Chef Eric’s Chicken Burgoo

16 – chicken drumsticks                                    1 lb – ground beef

1 lb – smoked kielbasa (or sausage)                1 lb – onion, Julianne strips

½ lb – celery, chopped                                     ½ lb – carrots, chopped

¼ cup – garlic, chopped                                    1 ½ quarts – chicken stock

1 lb – potatoes, diced                                         1 can – crushed tomatoes

½ lb - lima beans, frozen                                   ½ lb – corn, frozen

½ lb – okra, frozen                                            ½ lb – red peppers, diced

¼ teaspoon – clove                                            2 each – bay leaves

3 Tbsp – Worcestershire sauce                        To taste – Salt, pepper, crushed red pepper

¾ cup – cornmeal                                                ¼ cup – parsley, fresh, chopped

Season chicken legs and sear golden brown evenly on all sides.  Put aside. Make sure the carrots, celery, potatoes, and peppers are uniformily chopped.
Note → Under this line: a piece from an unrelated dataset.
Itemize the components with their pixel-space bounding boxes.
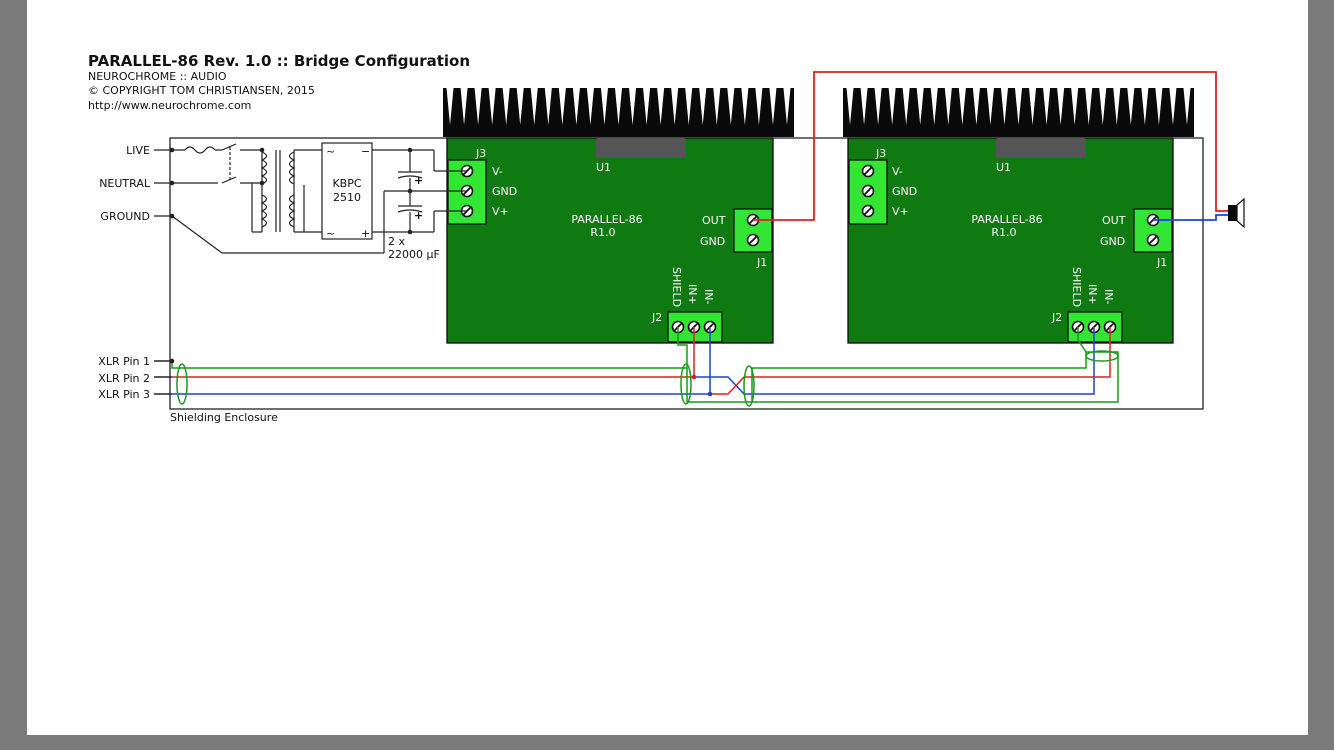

In a heavy bottom pot, cook the ground beef until the fat is rendered add kielbasa, onions, celery, carrots and garlic, cook until onions are translucent.  Add chicken stock and bring to a boil.  Reduce heat to a simmer and add the seared chicken drumsticks, potatoes and tomatoes.  Simmer 30 minutes until the potatoes are tender and the chicken is cooked.

Add lima beans, corn, okra, red peppers, clove, bay leaves, Worcestershire salt pepper and crushed peppers.  Bring to a boil add the corn meal and reduce the heat simmer 15 minutes.  Correct the thickness and flavoring.  Add the parsley. Serve at once by placing a drumstick in your bowl lading the vegetables and broth over it and enjoying.